Are you Happy, my little one?
K & V will always be my little babies. Every child is so special and just wraps itself around your heart so tight that sometimes it’s difficult to breathe. Every moment of every day I want them to be happy and secure. But that’s not really possible is it? I’m just setting myself up for a whole lot of heartache if I let every frown of their’s squeeze my heart.
It just seems that today’s kids have so many more worries than we every did as children. They know so much more and want to know even more and experience way too much more. Peer pressure and the need to fit it and the need to shine in everything they do – it all starts way too early.
I tend to agree with Tiger Mom. Though I havent read her book yet I have read various ‘opinions’ and I thought she brought her point across very well on (of all places!) Bill Maher’s show.
Appreciation needs to be earned.

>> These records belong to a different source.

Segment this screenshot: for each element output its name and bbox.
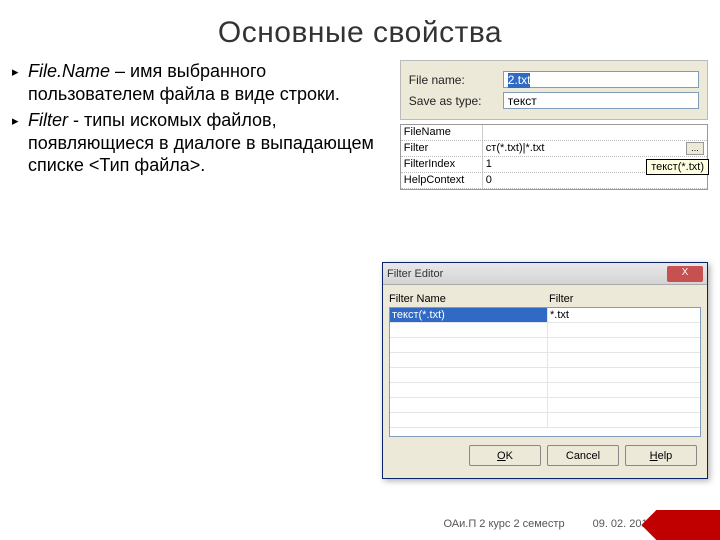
bullet-item: ▸ File.Name – имя выбранного пользовател… [12, 60, 392, 105]
content-area: ▸ File.Name – имя выбранного пользовател… [0, 60, 720, 190]
dialog-title: Filter Editor [387, 268, 667, 280]
close-button[interactable]: X [667, 266, 703, 282]
bullet-marker-icon: ▸ [12, 109, 28, 177]
help-button[interactable]: Help [625, 445, 697, 466]
filename-label: File name: [409, 73, 503, 87]
propgrid-row[interactable]: Filter ст(*.txt)|*.txt... [401, 141, 707, 157]
bullet-text: File.Name – имя выбранного пользователем… [28, 60, 392, 105]
filter-grid[interactable]: текст(*.txt) *.txt [389, 307, 701, 437]
bullet-list: ▸ File.Name – имя выбранного пользовател… [12, 60, 400, 190]
property-grid: FileName Filter ст(*.txt)|*.txt... Filte… [400, 124, 708, 190]
bullet-marker-icon: ▸ [12, 60, 28, 105]
footer-course: ОАи.П 2 курс 2 семестр [443, 518, 564, 530]
column-header: Filter [549, 293, 701, 305]
grid-header: Filter Name Filter [389, 291, 701, 307]
filter-editor-dialog: Filter Editor X Filter Name Filter текст… [382, 262, 708, 479]
slide-title: Основные свойства [0, 0, 720, 60]
propgrid-row[interactable]: HelpContext 0 [401, 173, 707, 189]
slide-footer: ОАи.П 2 курс 2 семестр 09. 02. 2018 14 [0, 518, 720, 530]
column-header: Filter Name [389, 293, 549, 305]
cancel-button[interactable]: Cancel [547, 445, 619, 466]
decoration-corner [640, 510, 720, 540]
tooltip: текст(*.txt) [646, 159, 709, 175]
save-dialog: File name: 2.txt Save as type: текст [400, 60, 708, 120]
ok-button[interactable]: OK [469, 445, 541, 466]
bullet-item: ▸ Filter - типы искомых файлов, появляющ… [12, 109, 392, 177]
ellipsis-button[interactable]: ... [686, 142, 704, 155]
screenshots-col: File name: 2.txt Save as type: текст Fil… [400, 60, 708, 190]
dialog-titlebar: Filter Editor X [383, 263, 707, 285]
bullet-text: Filter - типы искомых файлов, появляющие… [28, 109, 392, 177]
saveas-label: Save as type: [409, 94, 503, 108]
grid-row[interactable]: текст(*.txt) *.txt [390, 308, 700, 323]
filename-input[interactable]: 2.txt [503, 71, 699, 88]
propgrid-row[interactable]: FileName [401, 125, 707, 141]
saveas-select[interactable]: текст [503, 92, 699, 109]
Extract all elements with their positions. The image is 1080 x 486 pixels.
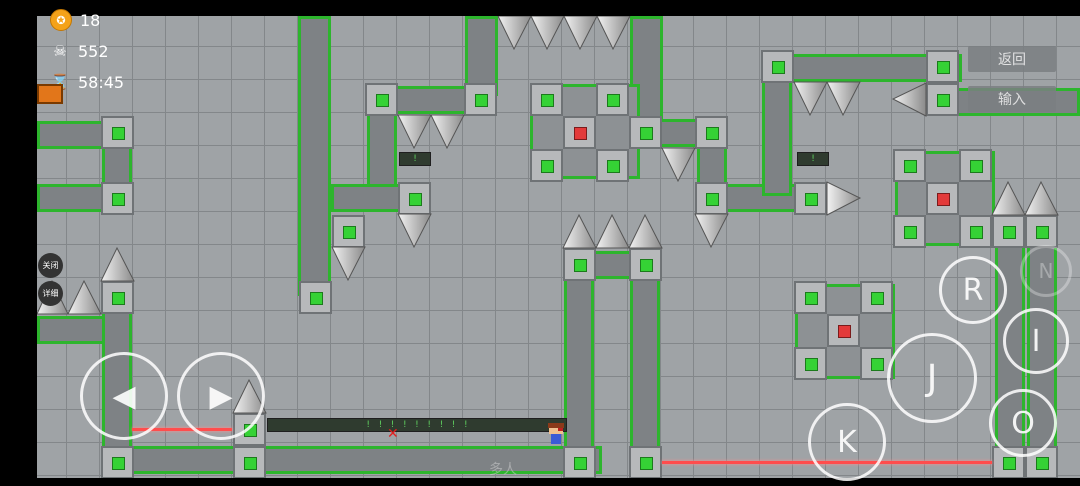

And when we create kids with high self-esteem with very little achievement to back it up, we really aren’t doing them any favours. So with minimal efforts, kids hear applause. And on occasions, when effort has been poured in and there is silence, it sets the stage for huge disappointments and creates quitters.
Have I digressed?
Anyway, getting back to where I started… all I wish for my little angels is that they are able to enjoy the journey. I will cheer them on endlessly but they will hear ‘great job done’ only when it’s a great job done.
I wonder if I can really do this without squeezing my heart to death!